The other problem with law is that it can only deal with actions. You cannot legislate for attitude – and yet it is attitude that is all-important. You can obey all the rules, and yet still have a corrupt heart inside (Matthew 23:25-28). On the other hand, a right attitude inside will automatically show itself in right behaviour, without having to think too much about the rules. Good trees bear good fruit (Luke 6:43-45); they don’t need to be told to.

In fact, the whole concept of achieving holiness through keeping rules is seriously flawed. Rules are merciless and inflexible; they cannot possibly cover every situation. In some circumstances, they may even be contradictory. (For example: is it permissible to tell a lie in order to save someone’s life?)

The Law of Moses never made the Israelites a holy people – even though it was given by God! (Jeremiah 31:31,32) Rather, it demonstrated that it was impossible to attain holiness through law-keeping. Even the Pharisees – the experts in living by law – did not thereby become righteous in God’s eyes (Matthew 5:20). Instead, they became arrogant, hypocritical, and over-obsessed with trivialities (Matthew 23:16-24).

Some rules are necessary, but rules alone are not enough; they have to be applied in the right way.

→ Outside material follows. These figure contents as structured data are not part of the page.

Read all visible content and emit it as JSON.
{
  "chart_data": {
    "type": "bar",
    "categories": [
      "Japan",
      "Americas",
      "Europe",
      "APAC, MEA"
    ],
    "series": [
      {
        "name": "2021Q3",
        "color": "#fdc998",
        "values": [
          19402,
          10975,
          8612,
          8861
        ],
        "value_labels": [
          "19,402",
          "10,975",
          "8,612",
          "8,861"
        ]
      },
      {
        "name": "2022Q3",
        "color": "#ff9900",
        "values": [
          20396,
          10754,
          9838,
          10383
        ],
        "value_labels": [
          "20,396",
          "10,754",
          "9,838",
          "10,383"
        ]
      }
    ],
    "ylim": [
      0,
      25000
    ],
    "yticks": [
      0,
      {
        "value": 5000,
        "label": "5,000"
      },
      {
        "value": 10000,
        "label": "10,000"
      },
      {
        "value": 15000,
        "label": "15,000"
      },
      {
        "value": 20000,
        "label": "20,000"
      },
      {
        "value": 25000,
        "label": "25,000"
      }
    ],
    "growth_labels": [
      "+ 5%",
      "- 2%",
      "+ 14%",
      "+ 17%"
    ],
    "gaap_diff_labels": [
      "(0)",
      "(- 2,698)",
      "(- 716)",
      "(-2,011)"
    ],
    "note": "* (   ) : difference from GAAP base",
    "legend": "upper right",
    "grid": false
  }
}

And there are times when the ‘right way’ may even be to break one of the rules (Ecclesiastes 3:1-8). Giving generously to the poor is a good general principle – but Mary was not ‘wasting’ a whole bottle of expensive perfume when she poured it over Jesus’ feet (John 12:1-8). Under all normal circumstances, we should respect and support our parents to the hilt (Mark 7:9-13) – but not when they stand between us and Jesus (Matthew 10:37).

A Christian lifestyle is not attained by observing rules, but by imitating Christ. In no way is it some kind of moral ‘freestyle’ without guidance or direction. This is where the Holy Spirit comes in. “If you are led by the Spirit, you are not under law.” (Galatians 5:18) He works in us to apply His inward law and thus produce the fruit of righteousness: “love, joy, peace, patience, kindness, goodness, faithfulness, gentleness and self-control” (Galatians 5:22,23). We “keep in step with the Spirit” (Galatians 5:25) by putting these qualities into practice – and the Ten Commandments show us how to go about it.